Amazon’s Fire doesn’t go on sale until next week but significant numbers of potential tablet buyers already consider it a worthy alternative — or at least complement — to the mighty iPad.
Apple’s tablet has seen many competitors come and go (or come and go and come), and even those which remain have scant share compared to the iPad, which has sold some 26 million since April 2010 and owns a staggering 75 percent of the market. Amazon — with extensive e-ink, e-reader experience but none in actual computers — may seem like an unlikely giant killer. Indeed, asked in a poll commissioned by Retrevo.com, “Do you know what the Amazon Kindle Fire is?” 32 percent said they did not.
But 77 percent said they thought the Fire was either a tablet or an e-reader — both accurate enough answers. And 44 percent said they’d “consider” buying one. And only 12 percent said they would only consider an iPad this holiday season.

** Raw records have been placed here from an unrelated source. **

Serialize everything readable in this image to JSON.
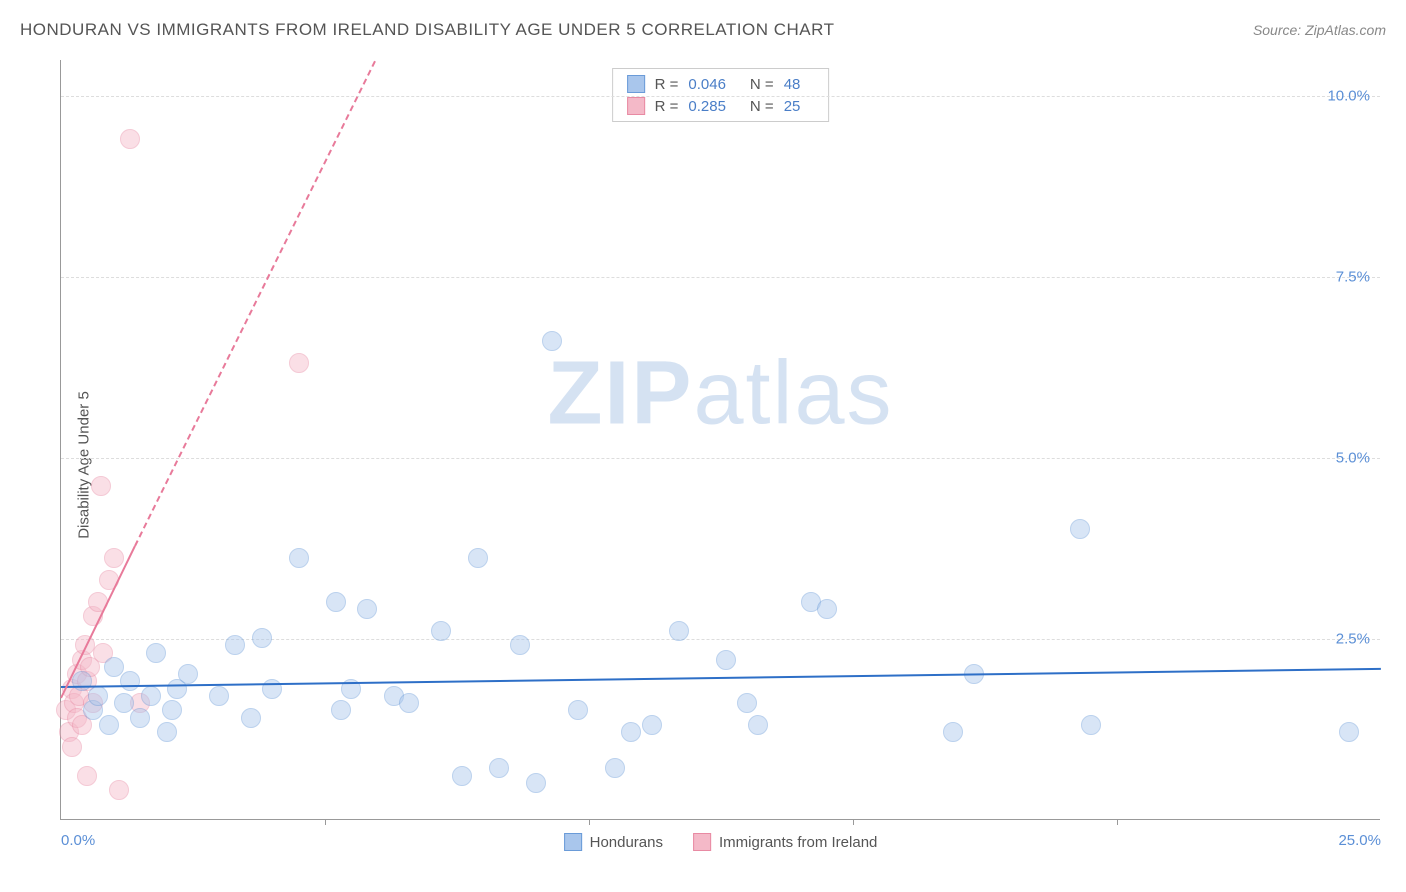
{
  "header": {
    "title": "HONDURAN VS IMMIGRANTS FROM IRELAND DISABILITY AGE UNDER 5 CORRELATION CHART",
    "source_label": "Source: ",
    "source_value": "ZipAtlas.com"
  },
  "watermark": {
    "zip": "ZIP",
    "atlas": "atlas"
  },
  "chart": {
    "type": "scatter",
    "y_axis_label": "Disability Age Under 5",
    "background_color": "#ffffff",
    "grid_color": "#dddddd",
    "axis_color": "#999999",
    "xlim": [
      0,
      25
    ],
    "ylim": [
      0,
      10.5
    ],
    "x_ticks": [
      0,
      5,
      10,
      15,
      20,
      25
    ],
    "x_tick_labels_shown": {
      "0": "0.0%",
      "25": "25.0%"
    },
    "y_ticks": [
      2.5,
      5.0,
      7.5,
      10.0
    ],
    "y_tick_labels": [
      "2.5%",
      "5.0%",
      "7.5%",
      "10.0%"
    ],
    "tick_label_color": "#5b8fd6",
    "tick_label_fontsize": 15,
    "marker_radius": 10,
    "marker_opacity": 0.45,
    "series": {
      "hondurans": {
        "label": "Hondurans",
        "color_fill": "#a9c6ec",
        "color_stroke": "#6a9bd8",
        "trend": {
          "color": "#2e6fc7",
          "width": 2,
          "solid_from_x": 0,
          "solid_to_x": 25,
          "y_at_x0": 1.85,
          "y_at_xmax": 2.1
        },
        "stats": {
          "R": "0.046",
          "N": "48"
        },
        "points": [
          [
            0.4,
            1.9
          ],
          [
            0.6,
            1.5
          ],
          [
            0.7,
            1.7
          ],
          [
            0.9,
            1.3
          ],
          [
            1.0,
            2.1
          ],
          [
            1.2,
            1.6
          ],
          [
            1.3,
            1.9
          ],
          [
            1.5,
            1.4
          ],
          [
            1.7,
            1.7
          ],
          [
            1.8,
            2.3
          ],
          [
            2.0,
            1.2
          ],
          [
            2.2,
            1.8
          ],
          [
            2.4,
            2.0
          ],
          [
            2.1,
            1.5
          ],
          [
            3.0,
            1.7
          ],
          [
            3.3,
            2.4
          ],
          [
            3.6,
            1.4
          ],
          [
            3.8,
            2.5
          ],
          [
            4.0,
            1.8
          ],
          [
            4.5,
            3.6
          ],
          [
            5.2,
            3.0
          ],
          [
            5.3,
            1.5
          ],
          [
            5.5,
            1.8
          ],
          [
            5.8,
            2.9
          ],
          [
            6.3,
            1.7
          ],
          [
            6.6,
            1.6
          ],
          [
            7.2,
            2.6
          ],
          [
            7.6,
            0.6
          ],
          [
            7.9,
            3.6
          ],
          [
            8.3,
            0.7
          ],
          [
            8.7,
            2.4
          ],
          [
            9.0,
            0.5
          ],
          [
            9.3,
            6.6
          ],
          [
            9.8,
            1.5
          ],
          [
            10.5,
            0.7
          ],
          [
            10.8,
            1.2
          ],
          [
            11.2,
            1.3
          ],
          [
            11.7,
            2.6
          ],
          [
            12.6,
            2.2
          ],
          [
            13.0,
            1.6
          ],
          [
            13.2,
            1.3
          ],
          [
            14.2,
            3.0
          ],
          [
            14.5,
            2.9
          ],
          [
            16.9,
            1.2
          ],
          [
            17.3,
            2.0
          ],
          [
            19.3,
            4.0
          ],
          [
            19.5,
            1.3
          ],
          [
            24.4,
            1.2
          ]
        ]
      },
      "ireland": {
        "label": "Immigants from Ireland",
        "label_display": "Immigrants from Ireland",
        "color_fill": "#f4b9c8",
        "color_stroke": "#e88aa3",
        "trend": {
          "color": "#e87a9a",
          "width": 2,
          "solid_from_x": 0,
          "solid_to_x": 1.4,
          "dashed_to_x": 9.0,
          "y_at_x0": 1.7,
          "y_at_solid_end": 3.8,
          "y_at_dashed_end": 15.0
        },
        "stats": {
          "R": "0.285",
          "N": "25"
        },
        "points": [
          [
            0.1,
            1.5
          ],
          [
            0.15,
            1.2
          ],
          [
            0.2,
            1.8
          ],
          [
            0.2,
            1.0
          ],
          [
            0.25,
            1.6
          ],
          [
            0.3,
            1.4
          ],
          [
            0.3,
            2.0
          ],
          [
            0.35,
            1.7
          ],
          [
            0.4,
            2.2
          ],
          [
            0.4,
            1.3
          ],
          [
            0.45,
            2.4
          ],
          [
            0.5,
            1.9
          ],
          [
            0.5,
            0.6
          ],
          [
            0.55,
            2.1
          ],
          [
            0.6,
            1.6
          ],
          [
            0.6,
            2.8
          ],
          [
            0.7,
            3.0
          ],
          [
            0.75,
            4.6
          ],
          [
            0.8,
            2.3
          ],
          [
            0.9,
            3.3
          ],
          [
            1.0,
            3.6
          ],
          [
            1.1,
            0.4
          ],
          [
            1.3,
            9.4
          ],
          [
            1.5,
            1.6
          ],
          [
            4.5,
            6.3
          ]
        ]
      }
    },
    "stats_legend": {
      "r_label": "R =",
      "n_label": "N ="
    },
    "bottom_legend_items": [
      "hondurans",
      "ireland"
    ]
  }
}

Interestingly, current tablet owners said they were far more likely to buy another one than consumers who’d be buying their first. But among current owners, there was more potentially good news for Amazon: 27 percent said they’d get a Fire compared to only 20 percent who would get another iPad. This doesn’t necessarily suggest dissatisfaction with the iPad as much as a desire for diversity. But it would appear to be the first indication ever of greater consumer interest in a non-Apple tablet, and it seems to affirm the initial critical consensus that the Fire may be the first device to seriously answer the question: “Why wouldn’t I get an iPad?”
Price may also be part of the appeal: Amazon’s $200 price tag isn’t much more than the cost of a high-end e-ink reader, and 60 percent cheaper than the cheapest iPad.
But value always trumps cost. Amazon may have out-Appled Apple by building a smaller mobile device (7 versus 9.7 inches) that does nearly 100 percent of an even smaller number of the things that draw people to the iPad — just as the iPad made believers of even skeptical notebook users by emphasizing media consumption over creation, and making e-mail, web surfing and sharing a touch-screen paradise.
The survey was conducted in October among more than 1,000 U.S. respondents, Retrevo said.